Therefore, we aimed to evaluate whether CPAP ventilation and passive CPAP oxygenation would defer oxygen saturation (SpO2) decrease to 95% after apnoea onset in children compared to the regular technique in which no positive airway pressure is delivered. Additionally, we measured the SpO2 values and recorded the time until recovery of SpO2 to pre-apnoea levels.
Materials and methods
We conducted a double-blind, parallel, randomised controlled clinical trial in children who underwent surgery at the Federal University, Pernambuco’s Teaching Hospital between March 2018 and May 2019. This study was approved by the Ethical Committee of Instituto de Medicina Integral Prof. Fernando Figueira, Recife, Brazil (Approval No. CAAE: 79591417.0.0000.5201) on 27 December 2017 and was registered at ClinicalTrials.gov in February 2018 (NCT03432390). Written informed consent was obtained from the parents or legal guardians of all participants (Study protocol https://dx.doi.org/10.17504/protocols.io.bqv5mw86).
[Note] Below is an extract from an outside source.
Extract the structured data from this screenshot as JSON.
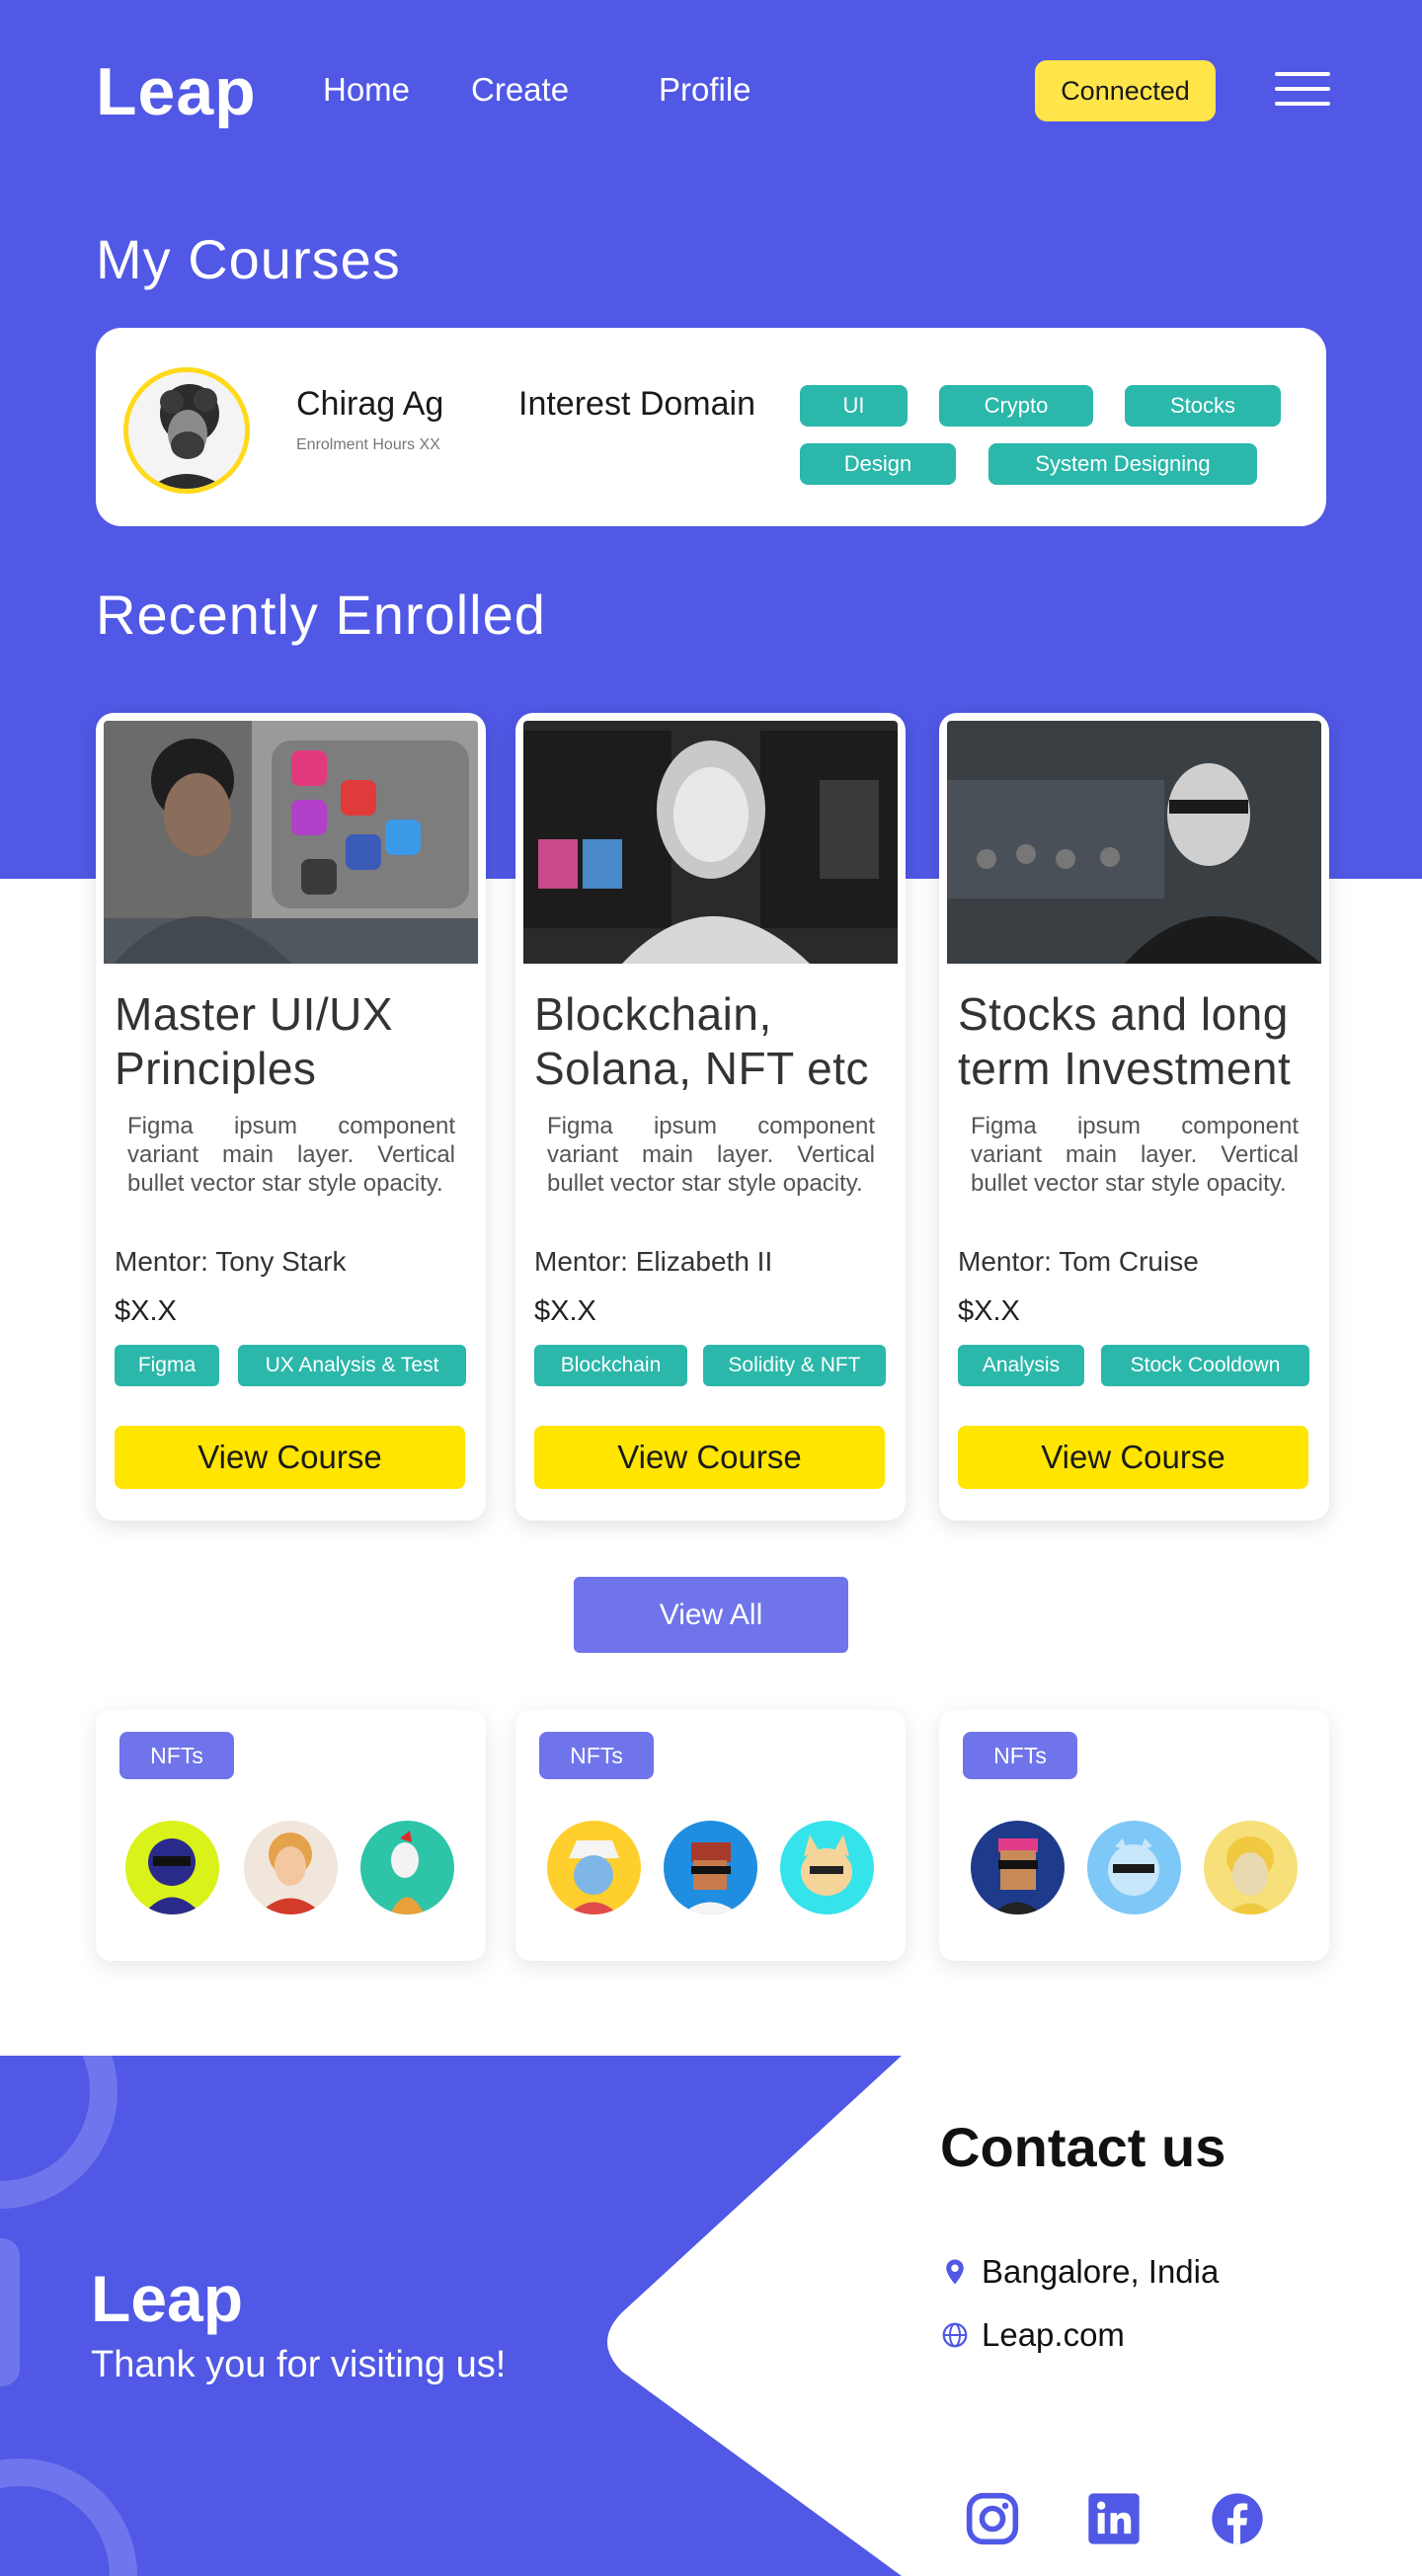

Children aged 2–6 years, with an ASA status of I or II, who underwent elective surgery under general anaesthesia were included in the study. The exclusion criteria were pre-existing parenchymal lung disease, cyanosis or SpO2 <95% prior to anaesthesia induction, and a current upper respiratory tract infection or a history of it in the preceding 4 weeks.
The intervention consisted of CPAP ventilation and passive CPAP oxygenation using the anaesthesia workstation, whereas the main outcome was the elapsed time until SpO2 decreased to 95% in each patient during the 5-min follow-up after apnoea onset (T1).
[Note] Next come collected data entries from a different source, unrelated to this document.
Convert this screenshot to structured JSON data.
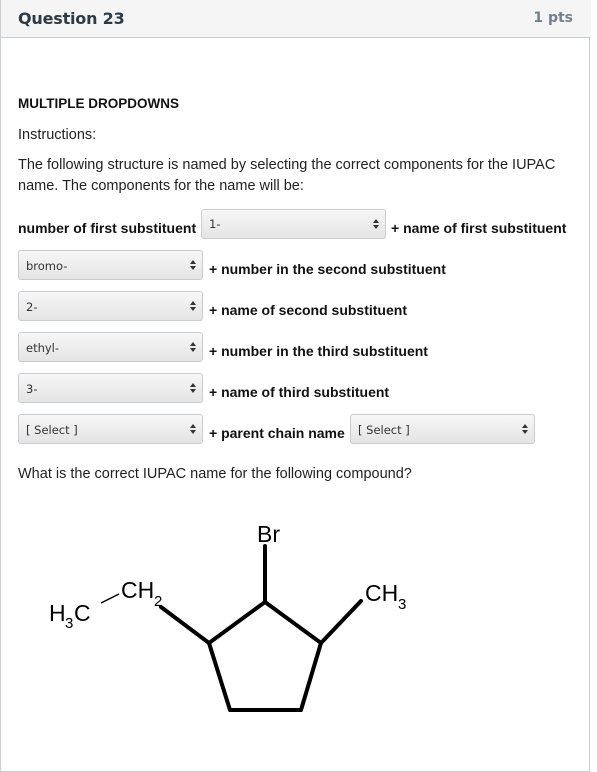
{
  "header": {
    "title": "Question 23",
    "points": "1 pts"
  },
  "question": {
    "type_label": "MULTIPLE DROPDOWNS",
    "instructions_label": "Instructions:",
    "paragraph": "The following structure is named by selecting the correct components for the IUPAC name. The components for the name will be:",
    "prompt": "What is the correct IUPAC name for the following compound?"
  },
  "labels": {
    "first_number": "number of first substituent",
    "first_name": "+ name of first substituent",
    "second_number": "+ number in the second substituent",
    "second_name": "+ name of second substituent",
    "third_number": "+ number in the third substituent",
    "third_name": "+ name of third substituent",
    "parent_chain": "+ parent chain name"
  },
  "dropdowns": {
    "d1": "1-",
    "d2": "bromo-",
    "d3": "2-",
    "d4": "ethyl-",
    "d5": "3-",
    "d6": "[ Select ]",
    "d7": "[ Select ]"
  },
  "structure": {
    "br": "Br",
    "left_h": "H",
    "left_sub": "3",
    "left_c": "C",
    "ch": "CH",
    "ch_sub": "2",
    "right_ch": "CH",
    "right_sub": "3"
  }
}
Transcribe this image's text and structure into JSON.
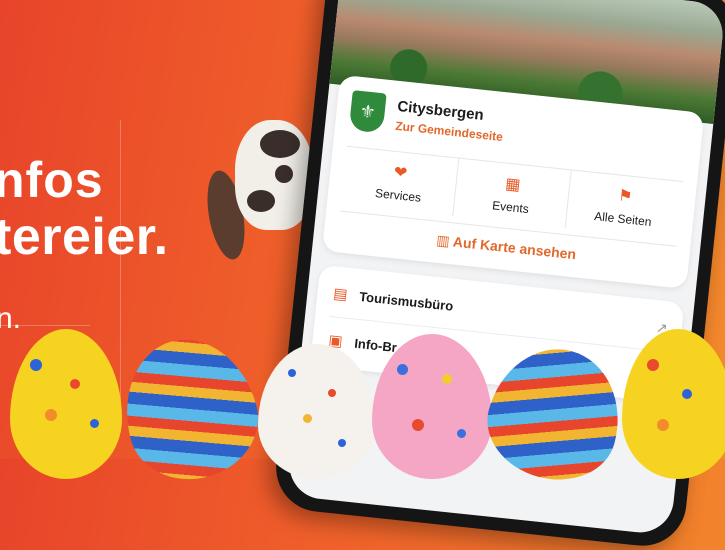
{
  "headline": {
    "line1": "nfos",
    "line2": "tereier.",
    "subline": "n."
  },
  "app": {
    "municipality": {
      "name": "Citysbergen",
      "link": "Zur Gemeindeseite"
    },
    "quick_actions": [
      {
        "label": "Services",
        "icon": "hand-heart-icon"
      },
      {
        "label": "Events",
        "icon": "calendar-icon"
      },
      {
        "label": "Alle Seiten",
        "icon": "flag-icon"
      }
    ],
    "map_button": "Auf Karte ansehen",
    "list": [
      {
        "label": "Tourismusbüro",
        "icon": "building-icon",
        "external": true
      },
      {
        "label": "Info-Br",
        "icon": "info-icon",
        "external": false
      }
    ]
  },
  "colors": {
    "accent": "#e2682b",
    "background_start": "#e8442a",
    "background_end": "#f38a2c"
  }
}
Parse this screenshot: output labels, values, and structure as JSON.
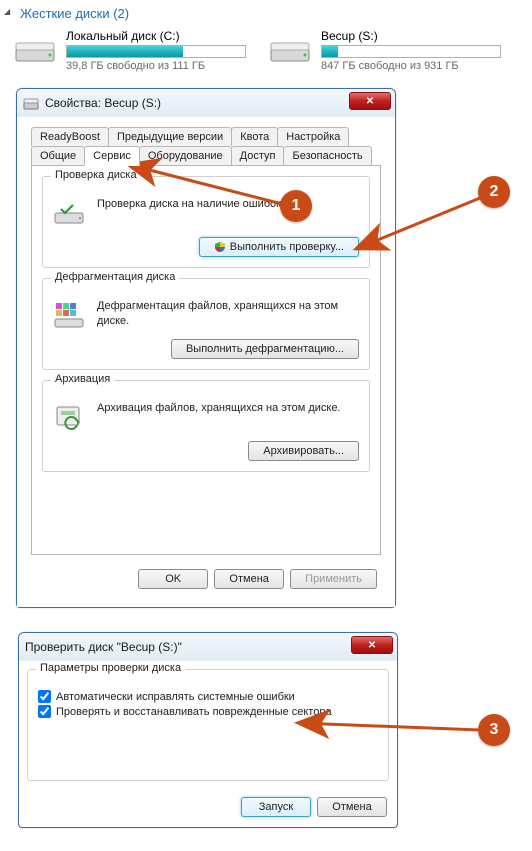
{
  "header": {
    "title": "Жесткие диски (2)"
  },
  "drives": [
    {
      "label": "Локальный диск (C:)",
      "subtext": "39,8 ГБ свободно из 111 ГБ",
      "fill_pct": 65
    },
    {
      "label": "Becup (S:)",
      "subtext": "847 ГБ свободно из 931 ГБ",
      "fill_pct": 9
    }
  ],
  "properties_dialog": {
    "title": "Свойства: Becup (S:)",
    "tabs_row1": [
      "ReadyBoost",
      "Предыдущие версии",
      "Квота",
      "Настройка"
    ],
    "tabs_row2": [
      "Общие",
      "Сервис",
      "Оборудование",
      "Доступ",
      "Безопасность"
    ],
    "active_tab": "Сервис",
    "groups": {
      "check": {
        "title": "Проверка диска",
        "text": "Проверка диска на наличие ошибок.",
        "button": "Выполнить проверку..."
      },
      "defrag": {
        "title": "Дефрагментация диска",
        "text": "Дефрагментация файлов, хранящихся на этом диске.",
        "button": "Выполнить дефрагментацию..."
      },
      "backup": {
        "title": "Архивация",
        "text": "Архивация файлов, хранящихся на этом диске.",
        "button": "Архивировать..."
      }
    },
    "buttons": {
      "ok": "OK",
      "cancel": "Отмена",
      "apply": "Применить"
    }
  },
  "check_dialog": {
    "title": "Проверить диск \"Becup (S:)\"",
    "group_title": "Параметры проверки диска",
    "option1": "Автоматически исправлять системные ошибки",
    "option2": "Проверять и восстанавливать поврежденные сектора",
    "buttons": {
      "start": "Запуск",
      "cancel": "Отмена"
    }
  },
  "callouts": {
    "c1": "1",
    "c2": "2",
    "c3": "3"
  }
}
Meanwhile, we recorded SpO2 values. We also noted the time required for recovery of SpO2 from 95% to pre-apnoea levels (T2).
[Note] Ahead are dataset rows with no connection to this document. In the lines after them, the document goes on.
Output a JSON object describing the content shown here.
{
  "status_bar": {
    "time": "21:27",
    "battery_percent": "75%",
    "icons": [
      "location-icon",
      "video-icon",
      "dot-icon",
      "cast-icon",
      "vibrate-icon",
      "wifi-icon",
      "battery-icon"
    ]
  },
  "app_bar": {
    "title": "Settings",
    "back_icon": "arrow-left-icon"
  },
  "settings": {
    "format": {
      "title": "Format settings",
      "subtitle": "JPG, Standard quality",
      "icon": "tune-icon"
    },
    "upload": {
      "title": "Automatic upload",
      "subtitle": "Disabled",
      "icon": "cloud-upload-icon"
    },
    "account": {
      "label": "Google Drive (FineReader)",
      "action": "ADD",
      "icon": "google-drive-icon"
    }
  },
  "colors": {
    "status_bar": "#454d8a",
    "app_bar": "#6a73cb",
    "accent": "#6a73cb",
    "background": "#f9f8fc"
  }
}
Likewise, patients in the control group ventilated in the same manner in the anaesthesia workstation without adding positive pressure to the circuit.
Participants were recruited from the surgical ward by a research assistant who was blinded to the group allocation of the patient.
The patients were randomised to either the CPAP or control groups. The random allocation sequence was generated by JMSN using the Random Allocation Software program (Version 1.0) with numbers generated in blocks of eight.
Sequentially numbered, otherwise identical, sealed envelopes, each containing a 2-inch by 2-inch piece of paper with a written code indicating the intervention group or the control group were used for each child to ensure allocation concealment. The envelopes were opaque and sequentially assigned to each new patient. Just before a patient’s admission to the operating room, the attending anaesthesiologist, who was not part of the study team, took note of the allocation group, keeping those involved in the study unaware of the assigned intervention. The attending anaesthesiologist was then required to arrange the setting in order to keep the allocation concealed and ensure protocol compliance.
When CPAP was used, the adjustable pressure-limiting (APL) valve was set to provide a pressure of 10 cmH2O. In the control group, the APL valve was left open, thus maintaining a pressure of 0 cmH20. Thereafter, the valve was covered by a surgical sheet so that the allocation remained concealed and no one, other than the attending anaesthesiologist, knew the intervention assigned. Whether or not the patient was premedicated depended on the discretion of the attending anaesthesiologist.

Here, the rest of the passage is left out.